On artificial and synthetic cells

Monday morning Jack Szostak talked about his ongoing work on creating artificial cells, where he is trying to create simple protocells from chemically synthesized material that in their simplest form only contain a membrane and genetic material.

Later in the afternoon Hamilton Smith gave a detailed account of the work by the J. Craig Venter Institute cumulating in the synthetic cell paper published in Science on May 20 (doi:10.1126/science.1190719, fulltext freely available).

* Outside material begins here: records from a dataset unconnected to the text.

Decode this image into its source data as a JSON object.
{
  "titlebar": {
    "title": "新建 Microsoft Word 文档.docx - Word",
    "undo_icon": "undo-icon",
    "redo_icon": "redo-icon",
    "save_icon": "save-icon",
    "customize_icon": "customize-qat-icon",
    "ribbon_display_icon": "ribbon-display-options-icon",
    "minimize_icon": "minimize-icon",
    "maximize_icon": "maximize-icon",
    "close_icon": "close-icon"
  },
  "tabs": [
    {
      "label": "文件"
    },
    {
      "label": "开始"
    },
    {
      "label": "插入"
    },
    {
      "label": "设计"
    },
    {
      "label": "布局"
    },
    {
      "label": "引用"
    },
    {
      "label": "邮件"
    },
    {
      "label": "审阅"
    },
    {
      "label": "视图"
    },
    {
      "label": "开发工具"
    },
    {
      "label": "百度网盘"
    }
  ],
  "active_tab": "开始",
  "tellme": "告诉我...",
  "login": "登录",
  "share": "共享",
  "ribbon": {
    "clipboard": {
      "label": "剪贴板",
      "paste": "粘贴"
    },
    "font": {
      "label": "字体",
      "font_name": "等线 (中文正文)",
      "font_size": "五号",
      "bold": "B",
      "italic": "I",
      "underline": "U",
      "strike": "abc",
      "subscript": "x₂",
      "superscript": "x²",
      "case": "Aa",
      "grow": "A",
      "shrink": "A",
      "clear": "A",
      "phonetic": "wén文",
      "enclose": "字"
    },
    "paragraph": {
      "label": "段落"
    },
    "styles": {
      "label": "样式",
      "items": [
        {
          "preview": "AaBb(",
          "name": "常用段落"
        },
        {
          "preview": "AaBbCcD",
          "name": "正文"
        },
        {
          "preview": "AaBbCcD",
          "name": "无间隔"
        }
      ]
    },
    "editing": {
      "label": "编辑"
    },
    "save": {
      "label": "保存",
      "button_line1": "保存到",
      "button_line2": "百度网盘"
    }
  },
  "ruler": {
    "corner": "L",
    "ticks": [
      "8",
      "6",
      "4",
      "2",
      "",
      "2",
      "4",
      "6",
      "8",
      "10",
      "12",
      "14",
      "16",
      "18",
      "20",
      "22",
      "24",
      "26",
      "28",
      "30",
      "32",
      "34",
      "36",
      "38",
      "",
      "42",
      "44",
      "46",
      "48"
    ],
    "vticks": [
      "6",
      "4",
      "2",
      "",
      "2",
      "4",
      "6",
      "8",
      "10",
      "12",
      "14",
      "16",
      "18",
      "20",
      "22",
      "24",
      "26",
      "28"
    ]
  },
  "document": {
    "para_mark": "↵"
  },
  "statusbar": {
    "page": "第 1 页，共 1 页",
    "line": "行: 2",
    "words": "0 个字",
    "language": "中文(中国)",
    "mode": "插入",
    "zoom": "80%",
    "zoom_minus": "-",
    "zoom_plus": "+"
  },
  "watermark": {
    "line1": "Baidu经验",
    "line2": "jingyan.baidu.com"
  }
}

Jack Szostak is interested to understand more about the origins of life, and for this is studying the simplest possible forms of living organisms, only containing a membrane and genetic material. A main motivation for his work has been the discovery in the 1980s that RNA is not only encoding genetic information, but can also catalyze chemical reactions inside cells – indicating that RNA might have existed before DNA and proteins. For this work, Jack Szostak and his laboratory have spent a large amount of work studying primitive membranes (e.g. Nature 2008, doi:10.1038/nature07018). Efforts to replicate genetic material using nucleic acids without the help of biologic material so far have not been successful. The work on artificial cells by Jack Szostak and others is fascinating, but extremely complicated (his lab has been working on this since the early 1990s). But we will probably learn a lot about basic biologic processes along the way.
Artificial cells are started from scratch and are completely human-made. In contrast, a synthetic cell is a cell controlled by a chemically synthesized genome and the human-made part is that genome. Hamilton Smith used the analogy from computers to explain the concept of synthetic cells: the genome is the operating system and the cytoplasm is the hardware.
The second genome ever sequenced (in 1995) is from Mycoplasma genitalium, the smallest genome (580 kB) of an organism capable of independent growth in a laboratory. In addition to 485 known coding sequences, M. genitalium contains 100 genes without known function. The synthetic biology group at the J. Craig Venter Institute started synthesizing oligos (later outsourced to several companies) that were then assembled into larger pieces by homologous recombination. It was easy to get to the quarter genome (144 kB), but assembling those last four pieces together proved difficult. The group moved to yeast in which they could assemble the full genome. The next step of transferring the synthetic genome into a receptive bacterial cytoplasm turned out to be very difficult.
After unsuccessfully working on this problem for a few months, Hamilton Smith and his group decided to use faster growing bacteria (M. genitalium has a fairly long doubling time of 16 hours). They switched to the Mycoplasma mycoides genome (1.1 MB) for the donor genome and Mycoplasma capricolum as a recipient. The process used to assemble the genome was the same (oligo synthesis, combination of fragments using homologous recombination, and final synthesis of the full genome in yeast). Hamilton Smith and colleagues then finally succeeded to transfer the synthetic genome into recipient M. capricolum. Along the way they lost three months during the assembly phase because of a single base pair deletion in an essential gene (the chromosomal replication initiator DnaA).
The resulting M. genitalium cells were almost indistinguishable from wild-type M. genitalium. Almost indistinguishable because the synthetic cells not only contain a tetracycline resistance to allow for selection, but also have undergone a few genetic changes in the process: 8 single nucleotide changes due to mutations, a 85 bp insertion, and a 777 bp insertion of an E. coli IS1 sequence (E. coli was used during the cloning process). 
In order to distinguish the artificial genome (and to have some fun), the synthetic M. mycoides also contains watermarks, human-readable information using a new DNA code that is biologically neutral. The scientists at the J. Craig Venter Institute encoded 46 names of people involved in the project, an email address (to contact when you cracked the code) and quotes from James Joyce, Richard Feynman and the R. Oppenheimer biography into the genome. As expected, it took less than three weeks for the code to be cracked and the names of researchers and quotes to be revealed (Using Arc to decode Venter’s secret DNA watermark).